Let's do our own contrast. Would a decision make do anything different regarding batches 7 and 8?

y = data.frame(batch="7",temp=seq(200,450,20))
  p.y.7 = predictive_interval(fit,newdata=y)
y = data.frame(batch="8",temp=seq(200,450,20))
  p.y.8 = predictive_interval(fit,newdata=y)


This only checks the 90% interval. If the decision maker has different important points (say, yields greater than 0.4, or whatever), we'd use those. Different decision makers would do different things. A good model to one decision maker can be a lousy one to a second!

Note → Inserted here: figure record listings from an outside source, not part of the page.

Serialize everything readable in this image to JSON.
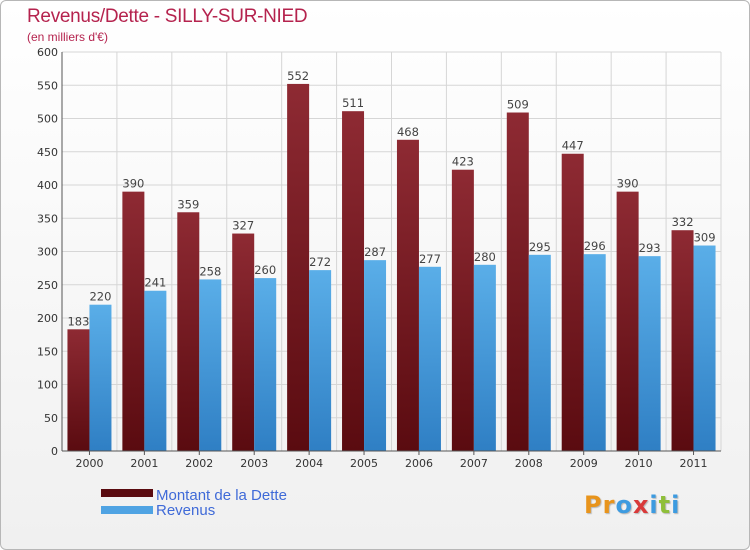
{
  "chart_data": {
    "type": "bar",
    "title": "Revenus/Dette - SILLY-SUR-NIED",
    "subtitle": "(en milliers d'€)",
    "categories": [
      "2000",
      "2001",
      "2002",
      "2003",
      "2004",
      "2005",
      "2006",
      "2007",
      "2008",
      "2009",
      "2010",
      "2011"
    ],
    "series": [
      {
        "name": "Montant de la Dette",
        "color": "#7b1d25",
        "values": [
          183,
          390,
          359,
          327,
          552,
          511,
          468,
          423,
          509,
          447,
          390,
          332
        ]
      },
      {
        "name": "Revenus",
        "color": "#4fa3e3",
        "values": [
          220,
          241,
          258,
          260,
          272,
          287,
          277,
          280,
          295,
          296,
          293,
          309
        ]
      }
    ],
    "ylim": [
      0,
      600
    ],
    "yticks": [
      0,
      50,
      100,
      150,
      200,
      250,
      300,
      350,
      400,
      450,
      500,
      550,
      600
    ],
    "grid": true,
    "legend": "bottom-left"
  },
  "logo": {
    "text": "Proxiti"
  }
}
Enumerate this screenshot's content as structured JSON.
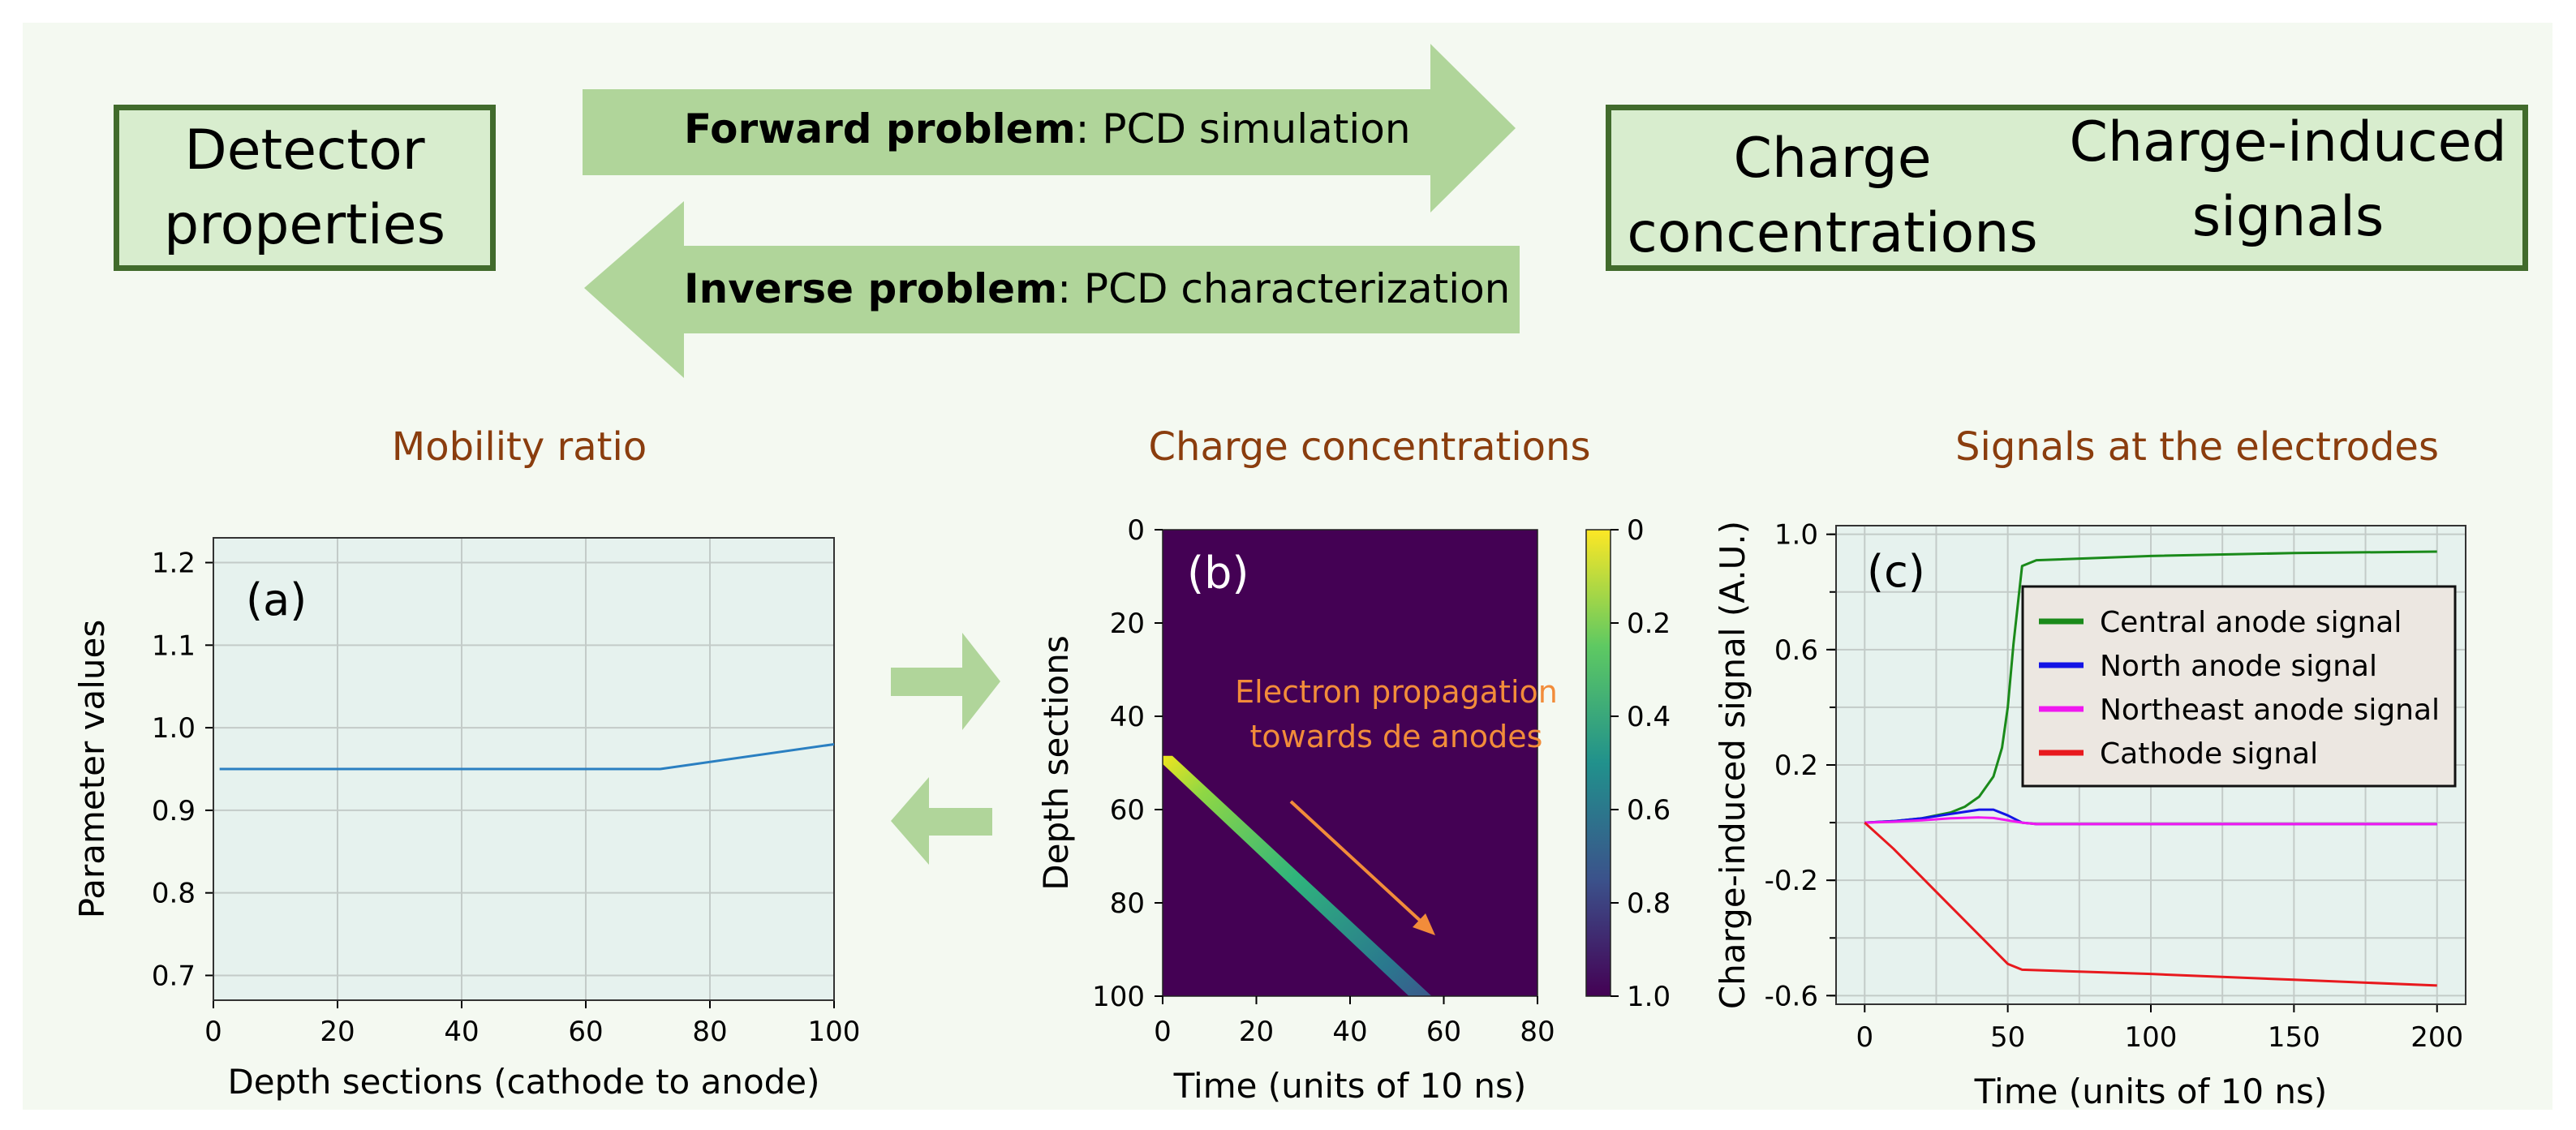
{
  "top": {
    "left_box": {
      "line1": "Detector",
      "line2": "properties"
    },
    "right_box": {
      "col1_line1": "Charge",
      "col1_line2": "concentrations",
      "col2_line1": "Charge-induced",
      "col2_line2": "signals"
    },
    "forward_arrow": {
      "bold": "Forward problem",
      "rest": ": PCD simulation"
    },
    "inverse_arrow": {
      "bold": "Inverse problem",
      "rest": ": PCD characterization"
    }
  },
  "colors": {
    "background": "#f4f9f1",
    "box_fill": "#d8edce",
    "box_border": "#416b2c",
    "arrow_fill": "#b0d59a",
    "title_color": "#8a3d0e",
    "plot_bg": "#e6f2ee",
    "heatmap_bg": "#440154",
    "annotation": "#f28c3a"
  },
  "chart_data": [
    {
      "panel_title": "Mobility ratio",
      "type": "line",
      "label": "(a)",
      "xlabel": "Depth sections (cathode to anode)",
      "ylabel": "Parameter values",
      "xlim": [
        0,
        100
      ],
      "ylim": [
        0.67,
        1.23
      ],
      "xticks": [
        0,
        20,
        40,
        60,
        80,
        100
      ],
      "yticks": [
        0.7,
        0.8,
        0.9,
        1.0,
        1.1,
        1.2
      ],
      "ytick_labels": [
        "0.7",
        "0.8",
        "0.9",
        "1.0",
        "1.1",
        "1.2"
      ],
      "grid": true,
      "series": [
        {
          "name": "mobility ratio",
          "color": "#2a7fc1",
          "x": [
            1,
            72,
            100
          ],
          "y": [
            0.95,
            0.95,
            0.98
          ]
        }
      ]
    },
    {
      "panel_title": "Charge concentrations",
      "type": "heatmap",
      "label": "(b)",
      "xlabel": "Time (units of 10 ns)",
      "ylabel": "Depth sections",
      "xlim": [
        0,
        80
      ],
      "ylim": [
        100,
        0
      ],
      "xticks": [
        0,
        20,
        40,
        60,
        80
      ],
      "yticks": [
        0,
        20,
        40,
        60,
        80,
        100
      ],
      "colorbar": {
        "ticks": [
          "0",
          "0.2",
          "0.4",
          "0.6",
          "0.8",
          "1.0"
        ],
        "values": [
          0,
          0.2,
          0.4,
          0.6,
          0.8,
          1.0
        ]
      },
      "band": {
        "start": [
          0,
          49
        ],
        "end": [
          55,
          100
        ]
      },
      "annotation": {
        "line1": "Electron propagation",
        "line2": "towards de anodes"
      }
    },
    {
      "panel_title": "Signals at the electrodes",
      "type": "line",
      "label": "(c)",
      "xlabel": "Time (units of 10 ns)",
      "ylabel": "Charge-induced signal (A.U.)",
      "xlim": [
        -10,
        210
      ],
      "ylim": [
        -0.63,
        1.03
      ],
      "xticks": [
        0,
        50,
        100,
        150,
        200
      ],
      "yticks": [
        1.0,
        0.6,
        0.2,
        -0.2,
        -0.6
      ],
      "ytick_labels": [
        "1.0",
        "0.6",
        "0.2",
        "-0.2",
        "-0.6"
      ],
      "grid": true,
      "legend_position": "upper-right",
      "series": [
        {
          "name": "Central anode signal",
          "color": "#1a8a1a",
          "x": [
            0,
            10,
            20,
            30,
            35,
            40,
            45,
            48,
            50,
            52,
            55,
            60,
            100,
            150,
            200
          ],
          "y": [
            0,
            0.005,
            0.015,
            0.035,
            0.055,
            0.09,
            0.16,
            0.26,
            0.4,
            0.62,
            0.89,
            0.91,
            0.925,
            0.935,
            0.94
          ]
        },
        {
          "name": "North anode signal",
          "color": "#1414e6",
          "x": [
            0,
            10,
            20,
            30,
            40,
            45,
            50,
            55,
            60,
            100,
            150,
            200
          ],
          "y": [
            0,
            0.005,
            0.015,
            0.03,
            0.045,
            0.045,
            0.025,
            0.0,
            -0.005,
            -0.005,
            -0.005,
            -0.005
          ]
        },
        {
          "name": "Northeast anode signal",
          "color": "#f018f0",
          "x": [
            0,
            10,
            20,
            30,
            40,
            45,
            50,
            55,
            60,
            100,
            150,
            200
          ],
          "y": [
            0,
            0.003,
            0.008,
            0.015,
            0.018,
            0.016,
            0.008,
            0.0,
            -0.005,
            -0.005,
            -0.005,
            -0.005
          ]
        },
        {
          "name": "Cathode signal",
          "color": "#e8191e",
          "x": [
            0,
            10,
            20,
            30,
            40,
            50,
            55,
            100,
            150,
            200
          ],
          "y": [
            0,
            -0.09,
            -0.19,
            -0.29,
            -0.39,
            -0.49,
            -0.51,
            -0.525,
            -0.545,
            -0.565
          ]
        }
      ]
    }
  ]
}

Keep repeating these things to yourself.

The batch 7 gives slightly higher upper bounds on the yields. How much? Mixing code and output:

> p.y.7/p.y.8
         5%      95%
1  1.131608 1.083384
2  1.034032 1.067870
3  1.062169 1.054514
4  1.129055 1.101601
5  1.081880 1.034637
6  1.062632 1.061596
7  1.068189 1.065227
8  1.063752 1.048760
9  1.052784 1.048021
10 1.036181 1.033333
11 1.054342 1.028127
12 1.026944 1.042885
13 1.062791 1.037957

Say 3%-8% higher. That difference enough to make a difference? Not to me. But what the heck do I know about yields like this. Answer: not much. I am a statistician and am incompetent to answer the question---as is each statistician who attempts to answer it with, God help us, a p-value.

At this point I'd ask the client: keep these batches separate? If he says "Nah; I need 20% or more of a difference to make a difference", then relevel the batch measure:

levels(x$batch) = c('1','2','3','4','5','6','7-8','7-8','9','10')

Then rerun the model and check everything again.